Sebbene sia evidente che la condizione di inferiorità richiesta dall’art. 609 bis c.p. non possa essere dedotta semplicemente dalla condizione di minore infraquattordicenne della parte offesa, dovendo, al contrario, consistere in uno stato specifico del soggetto, deve rilevarsi che, nella fattispecie, il quid pluris richiesto risulta ampiamente dimostrato per le ragioni in precedenza indicate, le quali evidenziano come quanto accaduto non sia la mera conseguenza della semplice incapacità di autodeterminazione della minore quanto, piuttosto, il risultato di una condotta preordinata ad abusare delle evidenti condizioni della minore per indurla al compimento di atti sessuali.

La sentenza impugnata risulta immune da censure anche con riferimento al giudizio di comparazione fra le circostanze concorrenti all’esito del quale la Corte di merito, con articolate motivazioni, è pervenuta ad un giudizio di equivalenza.

Trattasi, invero, di un giudizio che rientra nella discrezionalità del giudice che, secondo la giurisprudenza di questa Corte, non postulerebbe neppure un’analitica esposizione dei criteri di valutazione (Sez. 2^, n. 36325, 11 ottobre 2010) presente, al contrario, nella fattispecie.

Altrettanto infondate appaiono, infine, le doglianze mosse in ordine alla determinazione della pena sulla base della continuazione dei reati.

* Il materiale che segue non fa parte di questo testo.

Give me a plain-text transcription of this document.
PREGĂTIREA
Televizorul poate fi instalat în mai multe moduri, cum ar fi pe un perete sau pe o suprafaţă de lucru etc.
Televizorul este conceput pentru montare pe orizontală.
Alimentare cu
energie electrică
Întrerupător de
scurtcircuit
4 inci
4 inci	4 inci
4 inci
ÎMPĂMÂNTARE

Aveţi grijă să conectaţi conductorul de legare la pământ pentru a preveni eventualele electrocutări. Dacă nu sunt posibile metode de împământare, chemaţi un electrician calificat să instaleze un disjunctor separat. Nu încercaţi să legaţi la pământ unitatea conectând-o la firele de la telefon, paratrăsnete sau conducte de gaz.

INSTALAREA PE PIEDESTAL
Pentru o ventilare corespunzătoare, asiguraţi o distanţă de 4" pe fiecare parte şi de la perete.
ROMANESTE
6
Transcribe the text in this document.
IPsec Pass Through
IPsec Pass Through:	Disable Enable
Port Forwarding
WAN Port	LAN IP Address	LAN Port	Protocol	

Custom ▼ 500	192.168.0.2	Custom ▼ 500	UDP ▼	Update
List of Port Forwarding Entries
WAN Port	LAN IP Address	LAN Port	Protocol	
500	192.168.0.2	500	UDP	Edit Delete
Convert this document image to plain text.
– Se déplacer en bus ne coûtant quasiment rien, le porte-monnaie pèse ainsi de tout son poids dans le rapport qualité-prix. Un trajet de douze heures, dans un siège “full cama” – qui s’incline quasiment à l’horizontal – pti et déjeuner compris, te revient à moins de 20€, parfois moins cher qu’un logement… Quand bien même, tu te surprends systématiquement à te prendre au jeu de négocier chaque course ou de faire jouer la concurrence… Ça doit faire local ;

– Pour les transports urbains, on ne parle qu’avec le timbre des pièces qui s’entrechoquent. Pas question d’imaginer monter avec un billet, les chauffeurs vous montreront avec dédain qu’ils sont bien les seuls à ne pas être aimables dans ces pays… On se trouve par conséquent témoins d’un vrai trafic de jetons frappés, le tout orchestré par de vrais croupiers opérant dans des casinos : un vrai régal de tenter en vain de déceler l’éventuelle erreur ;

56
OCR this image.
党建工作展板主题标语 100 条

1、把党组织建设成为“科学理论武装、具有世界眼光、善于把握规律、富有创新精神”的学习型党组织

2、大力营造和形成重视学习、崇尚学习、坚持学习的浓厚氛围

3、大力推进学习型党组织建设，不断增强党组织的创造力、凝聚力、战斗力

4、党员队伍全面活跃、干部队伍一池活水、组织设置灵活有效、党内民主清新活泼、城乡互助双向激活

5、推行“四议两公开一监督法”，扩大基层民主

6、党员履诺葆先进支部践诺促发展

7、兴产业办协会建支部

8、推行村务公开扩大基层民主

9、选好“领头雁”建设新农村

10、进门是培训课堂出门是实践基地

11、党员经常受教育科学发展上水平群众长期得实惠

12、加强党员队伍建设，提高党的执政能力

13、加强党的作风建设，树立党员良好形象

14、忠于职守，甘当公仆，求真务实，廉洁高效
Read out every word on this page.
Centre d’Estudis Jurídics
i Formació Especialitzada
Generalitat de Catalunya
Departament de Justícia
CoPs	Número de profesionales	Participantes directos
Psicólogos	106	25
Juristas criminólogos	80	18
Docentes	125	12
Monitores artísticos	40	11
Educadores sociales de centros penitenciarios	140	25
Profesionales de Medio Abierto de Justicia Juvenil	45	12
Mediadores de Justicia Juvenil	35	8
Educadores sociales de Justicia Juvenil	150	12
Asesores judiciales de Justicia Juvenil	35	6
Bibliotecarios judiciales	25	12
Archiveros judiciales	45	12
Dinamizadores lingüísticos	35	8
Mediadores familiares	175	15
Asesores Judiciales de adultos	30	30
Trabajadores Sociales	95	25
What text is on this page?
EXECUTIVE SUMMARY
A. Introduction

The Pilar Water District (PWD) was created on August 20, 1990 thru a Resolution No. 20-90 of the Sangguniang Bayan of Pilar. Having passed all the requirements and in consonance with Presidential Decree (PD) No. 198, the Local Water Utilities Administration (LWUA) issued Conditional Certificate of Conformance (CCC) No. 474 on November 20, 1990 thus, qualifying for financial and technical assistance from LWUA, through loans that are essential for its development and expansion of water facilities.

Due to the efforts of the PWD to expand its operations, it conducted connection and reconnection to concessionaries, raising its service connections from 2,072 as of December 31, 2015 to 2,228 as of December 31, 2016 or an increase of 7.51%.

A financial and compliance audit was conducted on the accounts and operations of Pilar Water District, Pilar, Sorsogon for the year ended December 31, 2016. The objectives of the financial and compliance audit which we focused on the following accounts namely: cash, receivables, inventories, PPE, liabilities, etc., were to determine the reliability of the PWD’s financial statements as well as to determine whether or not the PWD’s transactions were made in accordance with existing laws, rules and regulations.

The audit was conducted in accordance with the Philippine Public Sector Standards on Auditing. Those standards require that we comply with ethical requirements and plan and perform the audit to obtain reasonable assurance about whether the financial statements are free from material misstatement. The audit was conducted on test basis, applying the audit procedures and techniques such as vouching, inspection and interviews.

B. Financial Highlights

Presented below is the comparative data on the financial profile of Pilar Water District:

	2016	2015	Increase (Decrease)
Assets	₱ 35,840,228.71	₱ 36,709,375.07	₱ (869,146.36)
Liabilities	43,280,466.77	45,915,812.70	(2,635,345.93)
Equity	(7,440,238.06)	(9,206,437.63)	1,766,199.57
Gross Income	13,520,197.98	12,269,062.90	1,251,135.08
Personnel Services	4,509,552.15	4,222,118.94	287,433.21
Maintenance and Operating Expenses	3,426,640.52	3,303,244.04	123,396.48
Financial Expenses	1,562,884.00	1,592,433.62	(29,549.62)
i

La Corte d’Appello ha compiutamente assolto agli obblighi motivazionali indicando le ragioni che inducevano alla riduzione della pena applicata dal primo giudice, le cui conclusioni richiamavano, limitandosi ad una nuova quantificazione che teneva conto della positiva condotta del ricorrente in epoca successiva al reato.

Il ricorso deve essere pertanto respinto con le consequenziali statuizioni indicate in dispositivo.
P.Q.M.

Rigetta il ricorso e condanna il ricorrente al pagamento delle spese del procedimento.

Testo non ufficiale. La sola stampa del bollettino ufficiale ha carattere legale.